Both events attracted a large crowd, with community members from throughout Central New York attending the afternoon community forum and representatives from major industry companies such as Welch Allyn, MedTech, SUNY Upstate Medical Center, the Syracuse Veterans’ Association and St. Joseph’s Hospital.
“Joseph Coughlin opened our eyes to a lot of things we had never thought of before,” said Charlotte “Chuckie” Holstein, moderator for the community forum. “I think a lot of people who attended had new ideas that were fostered by his speech.”
Coughlin’s presentation focused on the changing role technology, caregivers, companies and organizations will play in the future to help aging members of the Syracuse community continue to live healthy, fulfilling lives.
“Now that we have achieved the greatest success story – longer life – we have to fill in the blanks,” Coughlin said.
Coughlin explained events that discussed aging, like the Innovative Aging Symposium, were necessary to have in order to prepare for the growing aging population.
“One boomer turns 66 every six to seven seconds,” he said. “Longevity is the new normal.”
Coughlin stressed that an aging population will affect more than just health care; it is on every corporate and government agenda and will change the future of technology.
“How will new technology in old age change business? Gerontology? Government agencies?” he asked. “What has yet to be invented that will emerge soon?”
New technology has already emerged as a result of the way people age; Coughlin spoke about how Telehealth, a system that allows patients to have a doctor’s appointment via video conference, began as a result of 70 percent of Americans over 50 living in suburban and rural areas.
It was the high-tech gadgets that intrigued the attendees, like spoons that could calculate the nutritional content of food and send it to your doctor (“Or even worse – my wife!”) and smart toilets that can determine body temperature, weight and if you’re taking your medication, then pass along the information to a hospital.
But it was the “pharm animals” that hit the audience the hardest. Two toys connected to grandparent and grandchild via a pager-like system that track if the child does their homework or the grandparent takes their medication. If one fails to keep up with their side of the bargain, the other’s pharm animal gets sick.

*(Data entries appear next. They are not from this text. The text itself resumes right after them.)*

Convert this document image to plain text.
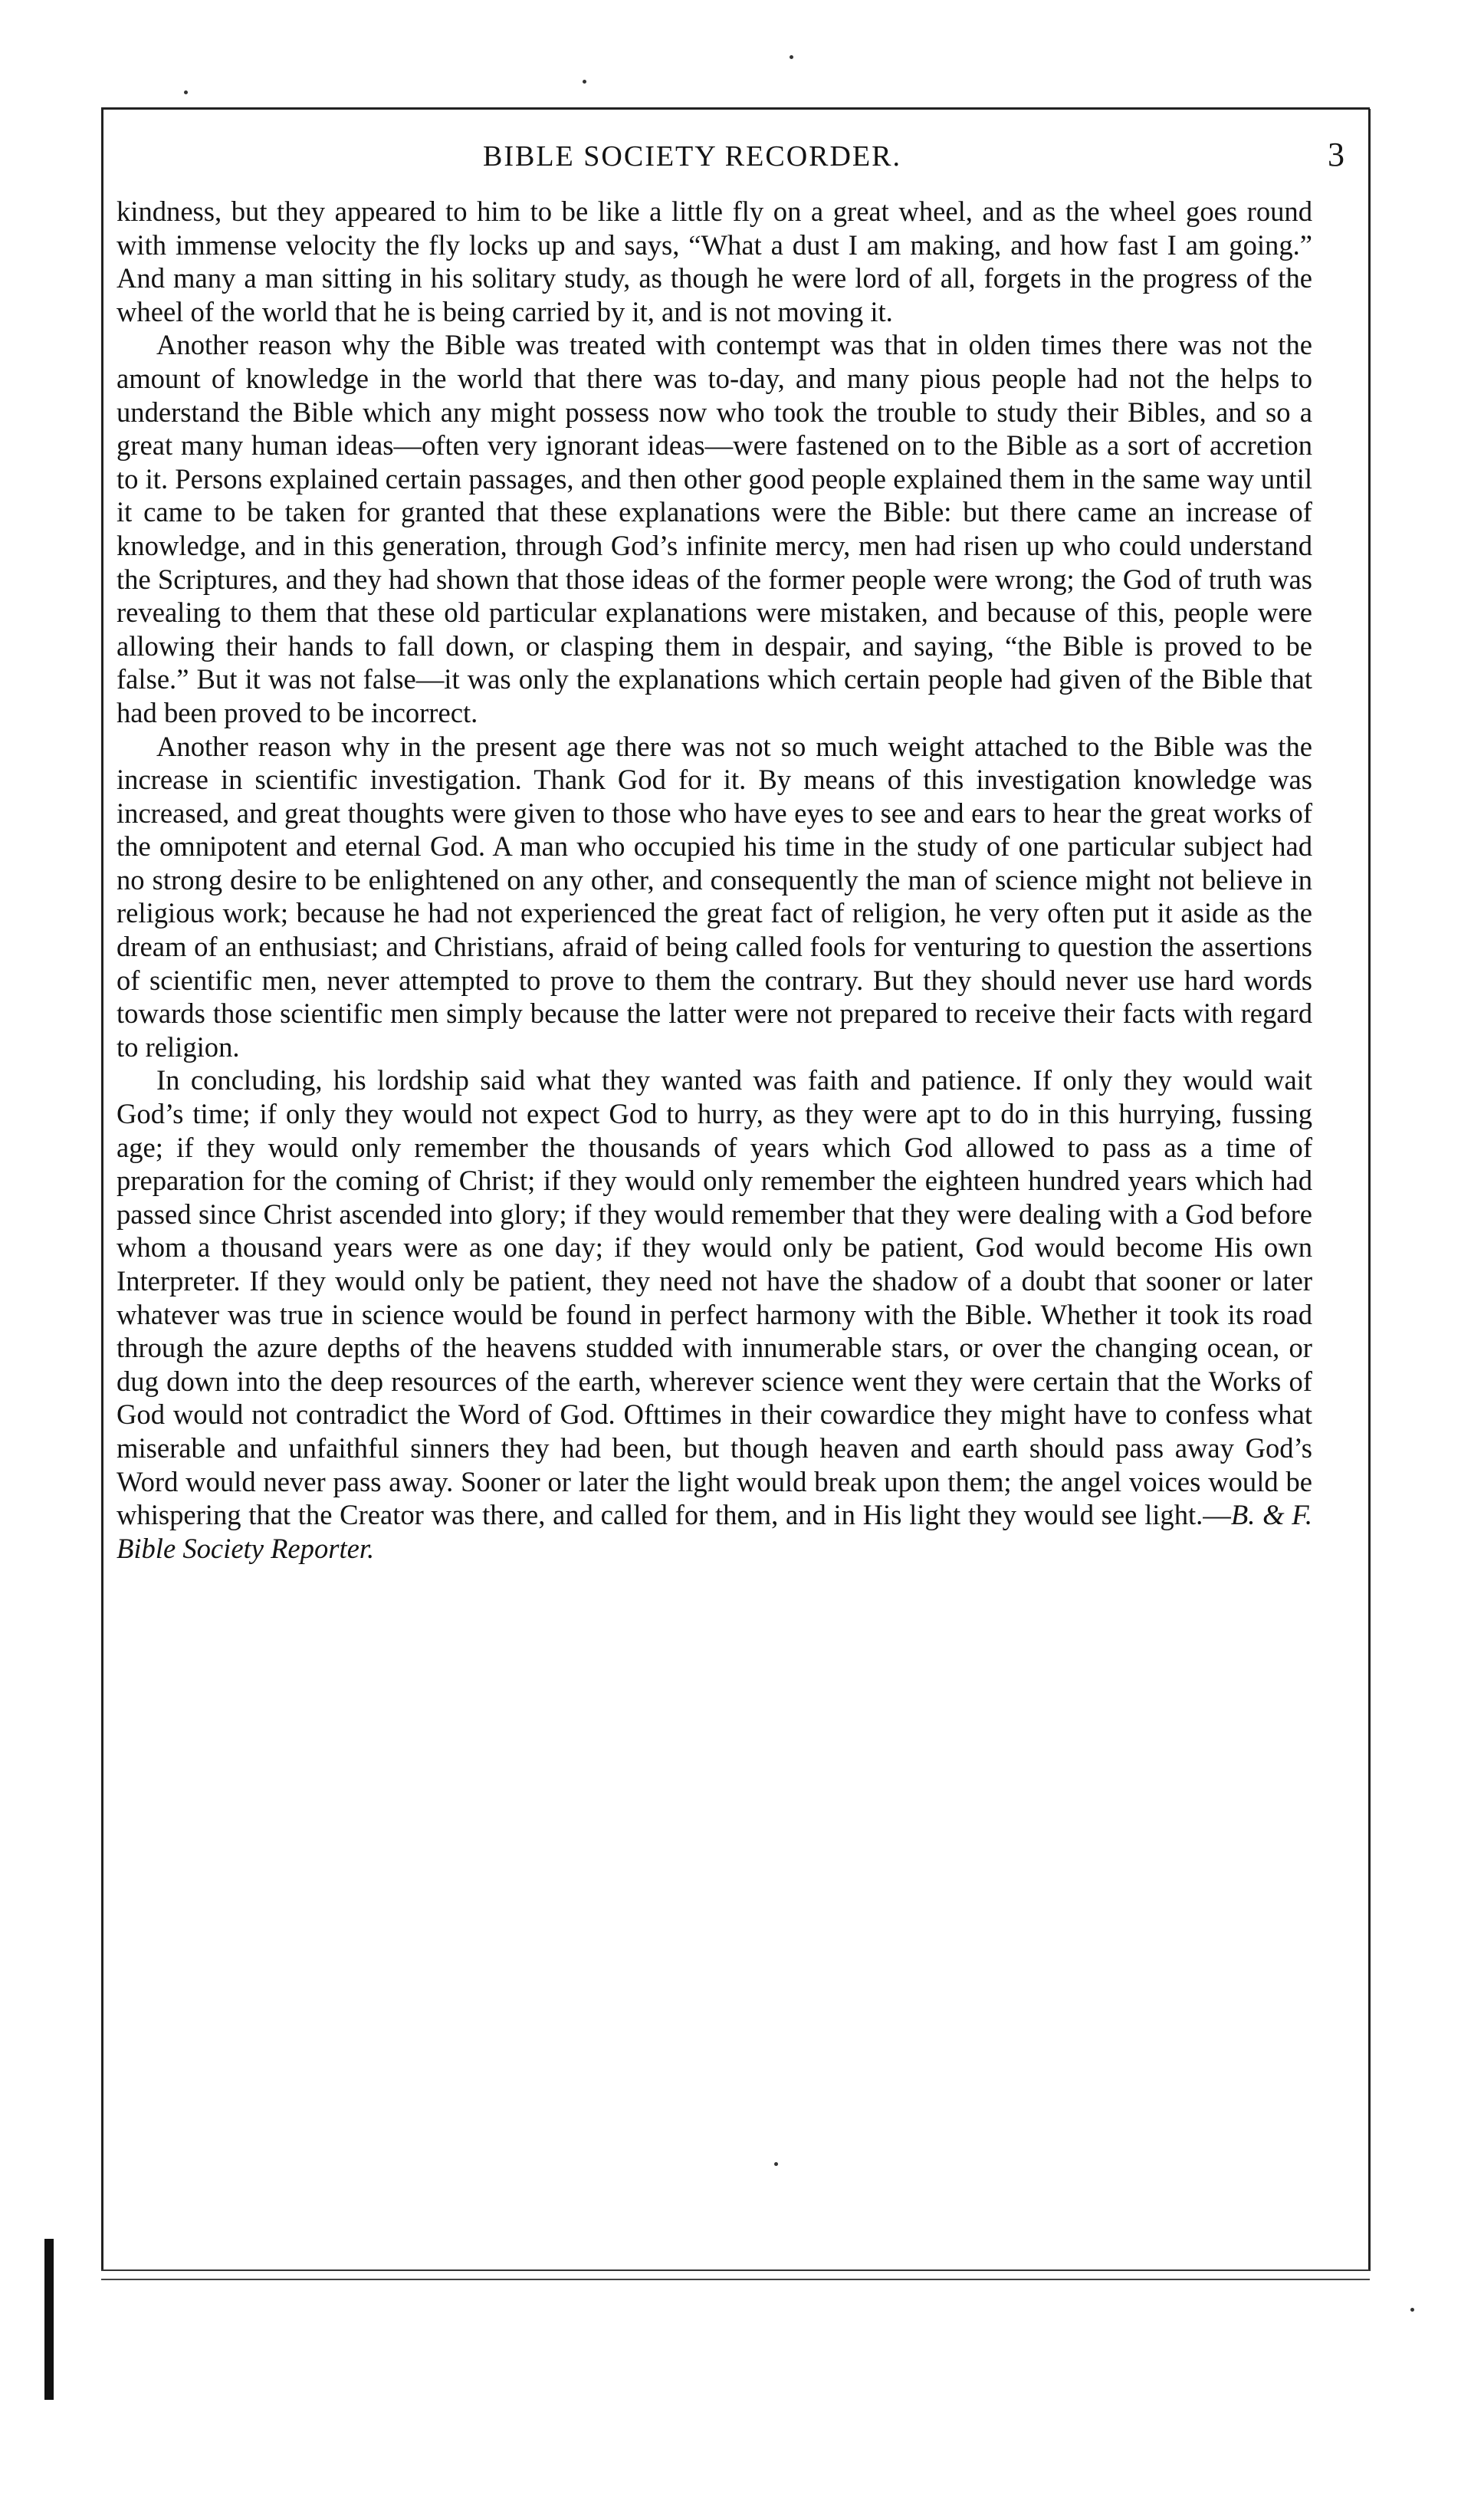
BIBLE SOCIETY RECORDER.	3

kindness, but they appeared to him to be like a little fly on a great wheel, and as the wheel goes round with immense velocity the fly locks up and says, “What a dust I am making, and how fast I am going.” And many a man sitting in his solitary study, as though he were lord of all, forgets in the progress of the wheel of the world that he is being carried by it, and is not moving it.

Another reason why the Bible was treated with contempt was that in olden times there was not the amount of knowledge in the world that there was to-day, and many pious people had not the helps to understand the Bible which any might possess now who took the trouble to study their Bibles, and so a great many human ideas—often very ignorant ideas—were fastened on to the Bible as a sort of accretion to it. Persons explained certain passages, and then other good people explained them in the same way until it came to be taken for granted that these explanations were the Bible: but there came an increase of knowledge, and in this generation, through God’s infinite mercy, men had risen up who could understand the Scriptures, and they had shown that those ideas of the former people were wrong; the God of truth was revealing to them that these old particular explanations were mistaken, and because of this, people were allowing their hands to fall down, or clasping them in despair, and saying, “the Bible is proved to be false.” But it was not false—it was only the explanations which certain people had given of the Bible that had been proved to be incorrect.

Another reason why in the present age there was not so much weight attached to the Bible was the increase in scientific investigation. Thank God for it. By means of this investigation knowledge was increased, and great thoughts were given to those who have eyes to see and ears to hear the great works of the omnipotent and eternal God. A man who occupied his time in the study of one particular subject had no strong desire to be enlightened on any other, and consequently the man of science might not believe in religious work; because he had not experienced the great fact of religion, he very often put it aside as the dream of an enthusiast; and Christians, afraid of being called fools for venturing to question the assertions of scientific men, never attempted to prove to them the contrary. But they should never use hard words towards those scientific men simply because the latter were not prepared to receive their facts with regard to religion.

In concluding, his lordship said what they wanted was faith and patience. If only they would wait God’s time; if only they would not expect God to hurry, as they were apt to do in this hurrying, fussing age; if they would only remember the thousands of years which God allowed to pass as a time of preparation for the coming of Christ; if they would only remember the eighteen hundred years which had passed since Christ ascended into glory; if they would remember that they were dealing with a God before whom a thousand years were as one day; if they would only be patient, God would become His own Interpreter. If they would only be patient, they need not have the shadow of a doubt that sooner or later whatever was true in science would be found in perfect harmony with the Bible. Whether it took its road through the azure depths of the heavens studded with innumerable stars, or over the changing ocean, or dug down into the deep resources of the earth, wherever science went they were certain that the Works of God would not contradict the Word of God. Ofttimes in their cowardice they might have to confess what miserable and unfaithful sinners they had been, but though heaven and earth should pass away God’s Word would never pass away. Sooner or later the light would break upon them; the angel voices would be whispering that the Creator was there, and called for them, and in His light they would see light.—B. & F. Bible Society Reporter.
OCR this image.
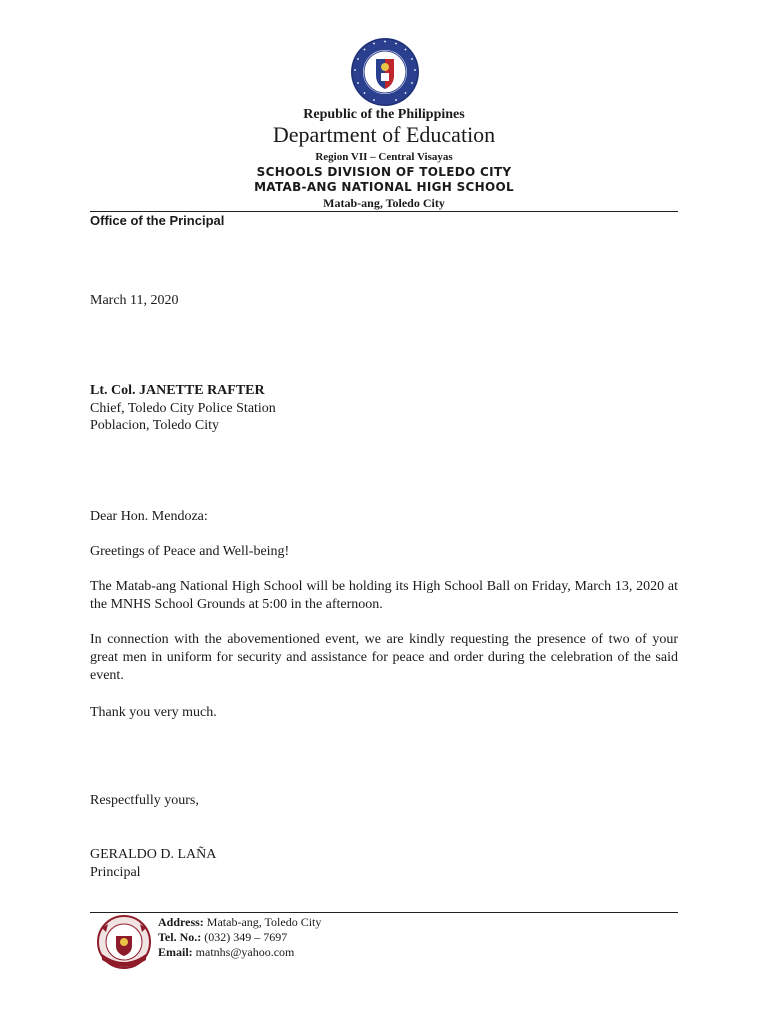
Republic of the Philippines
Department of Education
Region VII – Central Visayas
SCHOOLS DIVISION OF TOLEDO CITY
MATAB-ANG NATIONAL HIGH SCHOOL
Matab-ang, Toledo City
Office of the Principal
March 11, 2020
Lt. Col. JANETTE RAFTER
Chief, Toledo City Police Station
Poblacion, Toledo City
Dear Hon. Mendoza:
Greetings of Peace and Well-being!
The Matab-ang National High School will be holding its High School Ball on Friday, March 13, 2020 at the MNHS School Grounds at 5:00 in the afternoon.
In connection with the abovementioned event, we are kindly requesting the presence of two of your great men in uniform for security and assistance for peace and order during the celebration of the said event.
Thank you very much.
Respectfully yours,
GERALDO D. LAÑA
Principal
Address: Matab-ang, Toledo City
Tel. No.: (032) 349 – 7697
Email: matnhs@yahoo.com
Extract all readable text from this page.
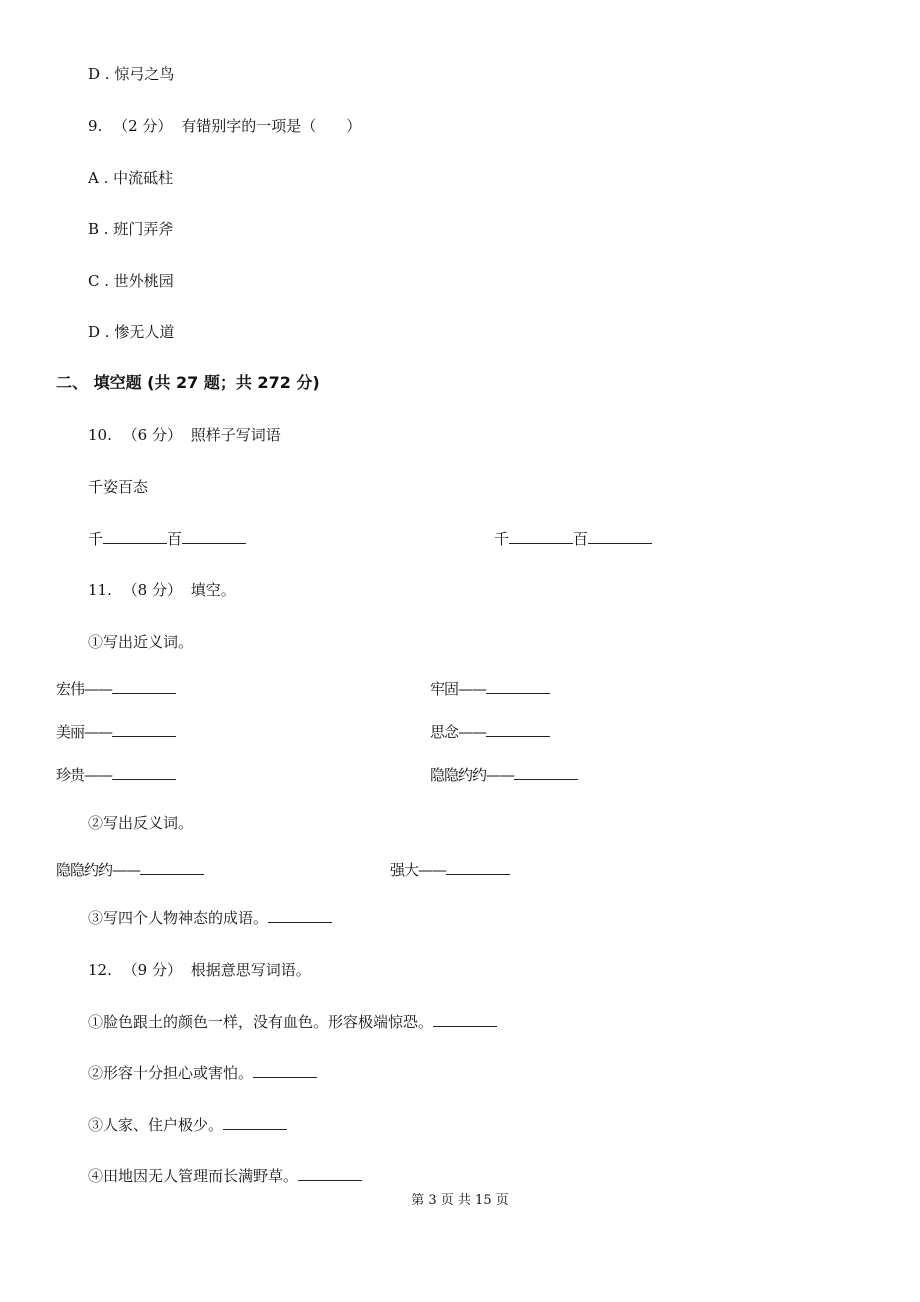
D . 惊弓之鸟
9. （2 分） 有错别字的一项是（ ）
A . 中流砥柱
B . 班门弄斧
C . 世外桃园
D . 惨无人道
二、 填空题 (共 27 题；共 272 分)
10. （6 分） 照样子写词语
千姿百态
千	百	千	百
11. （8 分） 填空。
①写出近义词。
宏伟——	牢固——
美丽——	思念——
珍贵——	隐隐约约——
②写出反义词。
隐隐约约——	强大——
③写四个人物神态的成语。
12. （9 分） 根据意思写词语。
①脸色跟土的颜色一样，没有血色。形容极端惊恐。
②形容十分担心或害怕。
③人家、住户极少。
④田地因无人管理而长满野草。
第 3 页 共 15 页
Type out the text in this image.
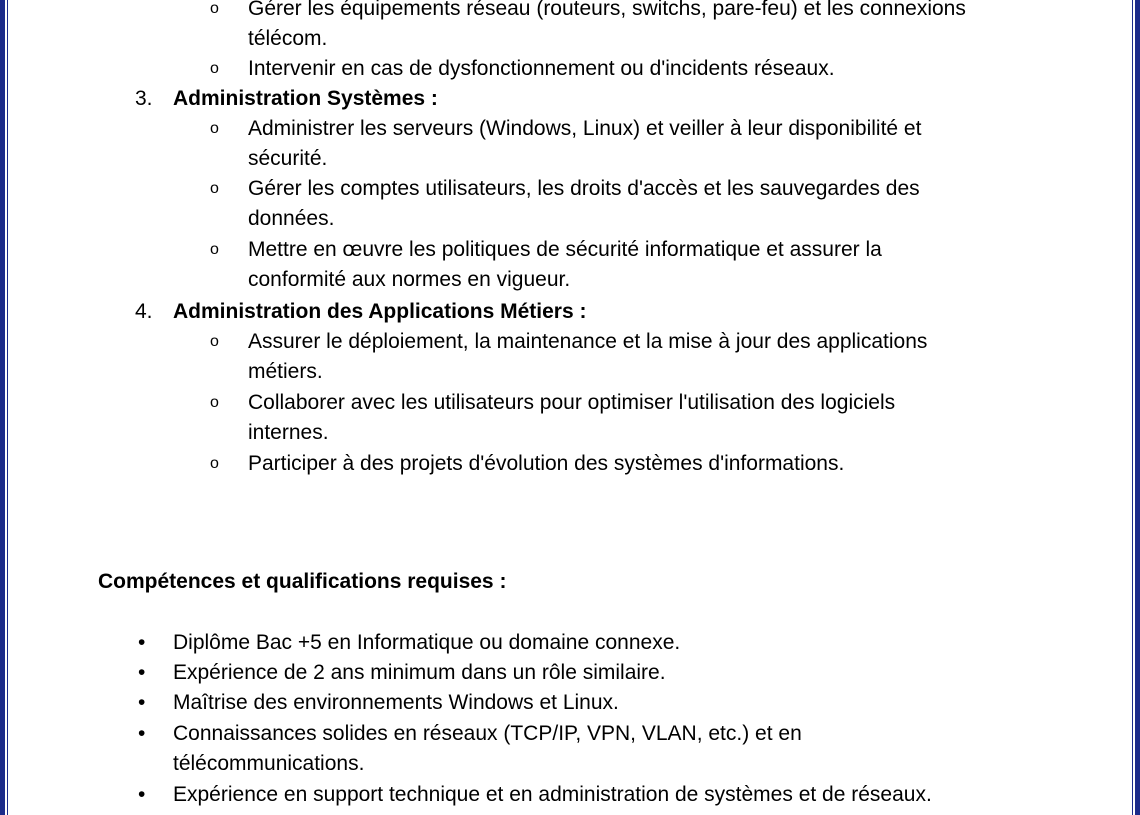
o Gérer les équipements réseau (routeurs, switchs, pare-feu) et les connexions
télécom.
o Intervenir en cas de dysfonctionnement ou d'incidents réseaux.
3. Administration Systèmes :
o Administrer les serveurs (Windows, Linux) et veiller à leur disponibilité et
sécurité.
o Gérer les comptes utilisateurs, les droits d'accès et les sauvegardes des
données.
o Mettre en œuvre les politiques de sécurité informatique et assurer la
conformité aux normes en vigueur.
4. Administration des Applications Métiers :
o Assurer le déploiement, la maintenance et la mise à jour des applications
métiers.
o Collaborer avec les utilisateurs pour optimiser l'utilisation des logiciels
internes.
o Participer à des projets d'évolution des systèmes d'informations.
Compétences et qualifications requises :
• Diplôme Bac +5 en Informatique ou domaine connexe.
• Expérience de 2 ans minimum dans un rôle similaire.
• Maîtrise des environnements Windows et Linux.
• Connaissances solides en réseaux (TCP/IP, VPN, VLAN, etc.) et en
télécommunications.
• Expérience en support technique et en administration de systèmes et de réseaux.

“What would motivate you to take your medication more, your daughter who calls to check but doesn’t even say hello or your grandchild asking ‘Grandpa? Why is my buddy sick?’” Coughlin said.
Coughlin engaged the crowd from the beginning, joking that participation was ten percent of the audience’s final grade.
And the audience responded – at both events, attendees were spotted taking notes and contributing to the conversation during the audience question and answer session.
New technology and changing education drove the discussion. Audience members wanted to know what to do next to ensure the aging portion of their community could continue to do so gracefully.
“We need to mainstream aging,” Coughlin said. “It needs to become commonplace.”
New technology changes the skills health professionals need to have. Employees need to be more than just medically proficient but technology and service proficient as well, he said.
“SUNY Oswego’s certificates basically are cutting edge models of what the next generation of the health care workforce is going to need,” he said. “They’re not just generating education that’s necessary, but Oswego is producing the workforce that can care and serve an aging nation.”
Coughlin stressed that Central New York had the potential to be the forerunner to change how the aging population lives and how they are received.
“With SUNY Oswego as a catalyst and Syracuse as a resource, you can be pioneers and redefine what it means to age in small cities and rural areas,” Coughlin said.
Despite its reputation, aging is innovative, according to Coughlin.
“Old age demands new thinking,” he said. “And you have the resources to change it.”